Voyons voir. Officiellement, le nombre total d'espèces est estimée entre 5 et 80 millions. En supposant qu'on enlève 27.000 espèces/an estimée de l'estimation du dernier million des 80 millions, au bout de 37 ans à ce rythme estimé de disparition, on aurait un nombre total d'espèces estimée entre 4 et 79 millions. Terrible comme estimation !Par contre, on a une estimation un peu moins estimante, par exemple du rythme de disparition d'espèces lorsqu'on défriche à grande échelle. La forêt tropicale de la façade atlantique du Brésil par exemple a été rasée presque complètement au cours du 19e siècle pour loger et nourrir des centaines de millions d'humains. Il ne reste que 12% de la surface initiale mais constitué d'une forêt extrêmement fragmentée.
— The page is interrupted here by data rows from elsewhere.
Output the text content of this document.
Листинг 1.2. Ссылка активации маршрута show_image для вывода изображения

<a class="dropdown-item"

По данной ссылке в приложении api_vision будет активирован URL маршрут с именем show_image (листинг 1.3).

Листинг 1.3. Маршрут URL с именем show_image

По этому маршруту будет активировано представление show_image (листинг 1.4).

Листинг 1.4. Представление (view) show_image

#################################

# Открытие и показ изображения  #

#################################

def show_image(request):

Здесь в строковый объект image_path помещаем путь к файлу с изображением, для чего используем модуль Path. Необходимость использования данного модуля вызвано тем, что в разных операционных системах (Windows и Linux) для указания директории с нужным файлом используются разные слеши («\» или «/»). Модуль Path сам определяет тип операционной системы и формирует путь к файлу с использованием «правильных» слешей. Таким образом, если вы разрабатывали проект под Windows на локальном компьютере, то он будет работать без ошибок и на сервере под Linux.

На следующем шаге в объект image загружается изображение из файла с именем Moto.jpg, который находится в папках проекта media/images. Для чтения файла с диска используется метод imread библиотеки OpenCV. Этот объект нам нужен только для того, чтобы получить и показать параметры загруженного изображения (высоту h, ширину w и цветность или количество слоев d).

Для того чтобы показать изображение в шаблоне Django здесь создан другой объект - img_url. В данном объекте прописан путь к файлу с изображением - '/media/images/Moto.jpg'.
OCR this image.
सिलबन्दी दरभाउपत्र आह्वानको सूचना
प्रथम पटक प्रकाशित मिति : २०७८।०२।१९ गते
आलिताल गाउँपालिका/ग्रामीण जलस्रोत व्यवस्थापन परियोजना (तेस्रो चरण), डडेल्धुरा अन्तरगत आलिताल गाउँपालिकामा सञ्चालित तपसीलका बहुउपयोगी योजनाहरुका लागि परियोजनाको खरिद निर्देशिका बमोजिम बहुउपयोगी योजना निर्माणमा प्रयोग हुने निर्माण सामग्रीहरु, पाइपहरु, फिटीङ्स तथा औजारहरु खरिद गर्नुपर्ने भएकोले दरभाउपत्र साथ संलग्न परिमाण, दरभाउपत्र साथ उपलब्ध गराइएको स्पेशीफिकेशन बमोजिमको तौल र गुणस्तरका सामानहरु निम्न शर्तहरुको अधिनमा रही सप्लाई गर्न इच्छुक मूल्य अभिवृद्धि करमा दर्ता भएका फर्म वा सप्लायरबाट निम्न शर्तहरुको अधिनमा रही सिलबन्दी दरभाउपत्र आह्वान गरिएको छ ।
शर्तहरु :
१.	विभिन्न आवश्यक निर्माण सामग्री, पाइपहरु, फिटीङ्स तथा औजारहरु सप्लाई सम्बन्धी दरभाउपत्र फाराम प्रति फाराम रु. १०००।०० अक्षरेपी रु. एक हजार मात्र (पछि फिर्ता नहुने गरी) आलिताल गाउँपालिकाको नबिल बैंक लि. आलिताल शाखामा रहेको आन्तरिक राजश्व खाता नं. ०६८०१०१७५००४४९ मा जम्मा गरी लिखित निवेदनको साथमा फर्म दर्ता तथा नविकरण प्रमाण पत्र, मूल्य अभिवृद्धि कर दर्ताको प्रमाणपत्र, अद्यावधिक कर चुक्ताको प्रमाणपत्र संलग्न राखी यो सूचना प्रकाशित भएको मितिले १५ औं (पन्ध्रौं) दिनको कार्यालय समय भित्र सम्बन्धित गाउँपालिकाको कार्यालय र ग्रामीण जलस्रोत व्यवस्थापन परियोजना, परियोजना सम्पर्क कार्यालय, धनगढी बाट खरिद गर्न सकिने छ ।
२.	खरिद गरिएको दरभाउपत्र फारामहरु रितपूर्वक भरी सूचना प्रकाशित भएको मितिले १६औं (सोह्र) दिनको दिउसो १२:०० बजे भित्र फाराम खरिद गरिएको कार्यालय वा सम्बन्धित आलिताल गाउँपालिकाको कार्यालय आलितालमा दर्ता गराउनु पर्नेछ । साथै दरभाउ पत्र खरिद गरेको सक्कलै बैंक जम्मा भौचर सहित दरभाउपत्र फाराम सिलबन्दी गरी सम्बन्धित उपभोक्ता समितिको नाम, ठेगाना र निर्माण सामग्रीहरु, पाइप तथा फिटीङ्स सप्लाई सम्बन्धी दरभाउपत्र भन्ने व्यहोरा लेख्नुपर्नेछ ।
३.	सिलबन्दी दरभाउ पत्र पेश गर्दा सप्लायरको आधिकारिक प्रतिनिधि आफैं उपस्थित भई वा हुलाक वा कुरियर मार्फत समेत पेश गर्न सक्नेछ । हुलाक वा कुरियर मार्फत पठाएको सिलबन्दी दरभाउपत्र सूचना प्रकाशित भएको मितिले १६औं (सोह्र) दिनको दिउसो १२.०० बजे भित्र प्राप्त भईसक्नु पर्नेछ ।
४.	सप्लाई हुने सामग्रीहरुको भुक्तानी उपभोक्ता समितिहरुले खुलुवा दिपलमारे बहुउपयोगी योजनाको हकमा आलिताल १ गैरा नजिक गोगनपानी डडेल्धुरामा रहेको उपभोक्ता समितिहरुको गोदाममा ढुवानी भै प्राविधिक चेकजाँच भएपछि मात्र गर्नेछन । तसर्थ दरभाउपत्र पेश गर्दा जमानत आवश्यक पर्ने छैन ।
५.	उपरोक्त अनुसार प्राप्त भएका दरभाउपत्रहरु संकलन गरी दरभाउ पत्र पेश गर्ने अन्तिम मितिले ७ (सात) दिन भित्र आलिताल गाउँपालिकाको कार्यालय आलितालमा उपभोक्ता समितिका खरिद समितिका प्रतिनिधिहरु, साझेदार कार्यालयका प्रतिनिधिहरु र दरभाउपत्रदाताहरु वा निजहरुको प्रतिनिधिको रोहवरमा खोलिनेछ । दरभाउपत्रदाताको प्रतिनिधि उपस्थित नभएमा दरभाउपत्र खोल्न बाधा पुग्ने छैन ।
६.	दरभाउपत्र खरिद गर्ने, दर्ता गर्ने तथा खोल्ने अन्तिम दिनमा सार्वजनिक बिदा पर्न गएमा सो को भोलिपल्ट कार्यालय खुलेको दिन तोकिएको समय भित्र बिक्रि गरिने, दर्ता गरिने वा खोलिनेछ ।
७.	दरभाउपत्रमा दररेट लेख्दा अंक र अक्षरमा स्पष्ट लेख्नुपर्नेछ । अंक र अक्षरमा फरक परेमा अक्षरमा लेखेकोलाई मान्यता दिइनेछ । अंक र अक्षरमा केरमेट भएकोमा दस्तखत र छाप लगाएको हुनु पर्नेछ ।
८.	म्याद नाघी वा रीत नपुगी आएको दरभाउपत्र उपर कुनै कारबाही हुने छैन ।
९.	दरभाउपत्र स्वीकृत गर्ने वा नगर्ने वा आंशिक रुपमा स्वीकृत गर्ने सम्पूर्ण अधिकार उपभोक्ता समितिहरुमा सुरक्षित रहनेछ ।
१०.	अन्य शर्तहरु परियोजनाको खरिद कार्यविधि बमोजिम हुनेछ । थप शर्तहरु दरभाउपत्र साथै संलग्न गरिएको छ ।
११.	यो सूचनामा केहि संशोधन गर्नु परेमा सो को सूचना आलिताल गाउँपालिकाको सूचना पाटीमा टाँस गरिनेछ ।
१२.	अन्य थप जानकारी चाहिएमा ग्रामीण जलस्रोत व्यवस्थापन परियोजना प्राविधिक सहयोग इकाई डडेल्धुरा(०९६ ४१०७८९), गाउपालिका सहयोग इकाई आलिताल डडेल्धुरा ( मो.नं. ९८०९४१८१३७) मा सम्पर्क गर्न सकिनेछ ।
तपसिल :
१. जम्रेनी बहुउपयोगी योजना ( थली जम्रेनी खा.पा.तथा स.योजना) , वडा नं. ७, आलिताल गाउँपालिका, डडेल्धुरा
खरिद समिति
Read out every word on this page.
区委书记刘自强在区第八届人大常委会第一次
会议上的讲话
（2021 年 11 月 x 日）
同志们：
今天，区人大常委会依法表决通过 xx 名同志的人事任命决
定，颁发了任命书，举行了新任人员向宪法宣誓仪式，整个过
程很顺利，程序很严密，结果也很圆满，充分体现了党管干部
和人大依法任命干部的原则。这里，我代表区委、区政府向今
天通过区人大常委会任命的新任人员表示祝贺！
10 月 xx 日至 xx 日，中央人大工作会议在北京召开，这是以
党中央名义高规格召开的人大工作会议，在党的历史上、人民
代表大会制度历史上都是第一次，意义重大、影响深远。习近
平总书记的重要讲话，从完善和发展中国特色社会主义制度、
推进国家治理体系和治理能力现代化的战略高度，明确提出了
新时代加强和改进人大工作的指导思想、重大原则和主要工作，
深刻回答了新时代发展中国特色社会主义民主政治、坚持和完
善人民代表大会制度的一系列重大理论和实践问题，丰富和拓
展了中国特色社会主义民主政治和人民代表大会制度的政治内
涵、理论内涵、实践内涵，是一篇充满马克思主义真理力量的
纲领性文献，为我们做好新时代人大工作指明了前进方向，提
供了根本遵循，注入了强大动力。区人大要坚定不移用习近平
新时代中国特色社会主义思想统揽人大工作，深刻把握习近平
Si on suit la logique de calcul (modèle ?) de Wilson, au moins la moitié de toutes les espèces devrait avoir disparu. La Société Brésilienne de Zoologie examiné la situation de tous les 171 espèces d'animal connus. Et elle a trouvé... zéro extinction (cf le livre Skeptical Environmentalist, page 255).

Mais bon, en climatologie, il faut se méfier des observations de terrain! Il vaut mieux se fier aux modèles qui donnent des résultats bien plus facilement paramétrables.